ANA painted an Airbus A380 to look like a sea turtle. Not a subtle accent. A full-wrap, nose-to-tail Hawaiian green sea turtle across every surface of a 72-metre airframe.
It required 930 stencils, 16 shades of paint, and 21 days in Hamburg.
The Flying Honu series — three A380s serving the Tokyo–Honolulu route — each wear a different turtle. Ka La in blue. Lani in green. La in orange. The design came from an open public competition won by Hawaiian artist Chihiro Masuoka. ANA selected the honu, a creature sacred in Hawaiian culture, as the identity for its entire A380 programme.

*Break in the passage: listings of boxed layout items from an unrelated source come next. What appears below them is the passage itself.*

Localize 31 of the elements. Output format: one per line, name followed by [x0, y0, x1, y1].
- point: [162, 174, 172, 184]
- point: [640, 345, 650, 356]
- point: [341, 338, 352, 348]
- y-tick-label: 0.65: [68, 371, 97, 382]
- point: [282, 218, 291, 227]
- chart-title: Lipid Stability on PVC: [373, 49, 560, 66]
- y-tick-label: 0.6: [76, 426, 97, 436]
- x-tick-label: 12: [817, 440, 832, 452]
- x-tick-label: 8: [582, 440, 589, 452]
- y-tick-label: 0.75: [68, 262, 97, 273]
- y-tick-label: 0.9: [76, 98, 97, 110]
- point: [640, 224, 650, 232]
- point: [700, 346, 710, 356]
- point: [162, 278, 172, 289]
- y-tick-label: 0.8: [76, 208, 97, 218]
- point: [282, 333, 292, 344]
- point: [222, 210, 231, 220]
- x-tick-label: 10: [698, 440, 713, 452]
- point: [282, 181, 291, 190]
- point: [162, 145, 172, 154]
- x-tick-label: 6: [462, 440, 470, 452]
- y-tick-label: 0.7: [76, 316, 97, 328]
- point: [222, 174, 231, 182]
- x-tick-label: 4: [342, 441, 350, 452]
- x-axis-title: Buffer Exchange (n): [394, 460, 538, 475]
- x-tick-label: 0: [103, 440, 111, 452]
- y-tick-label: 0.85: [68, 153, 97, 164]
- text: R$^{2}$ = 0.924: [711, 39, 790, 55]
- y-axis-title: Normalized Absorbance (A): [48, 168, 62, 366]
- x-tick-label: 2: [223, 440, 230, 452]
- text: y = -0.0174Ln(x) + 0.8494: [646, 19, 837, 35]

Each aircraft seats 520 passengers across four classes. The livery is spray-painted, not vinyl-wrapped — every colour boundary hand-masked with stencils across compound fuselage curves. A standard A380 paint job weighs roughly 650 kilograms. The Honu adds an estimated 600 kilograms more.
That's 1,250 kilograms of paint on a single aircraft. Measurable in fuel burn across every Honolulu rotation.
ANA accepts the cost because the numbers justify it. Themed aircraft generate significantly higher load factors on deployed routes. The Honu A380s to Honolulu consistently sell out. Planespotters track them in real time. Social media does the marketing for free.
But the Honu isn't where this started.
Pokémon jets have flown ANA liveries since 1998 — over a dozen variants across 747s, 767s, and 777s. Each one a full repaint requiring removal of the previous scheme, primer application, and multi-layer colour work. A Pikachu 777-300 repaint takes 14 days out of revenue service.
Two weeks grounded. Zero passengers. Maximum visibility.
In a market where JAL matches ANA seat for seat, route for route, fare for fare, the aircraft you remember is the one with the turtle.
Nine hundred thirty stencils. That's not a livery. That's a conviction.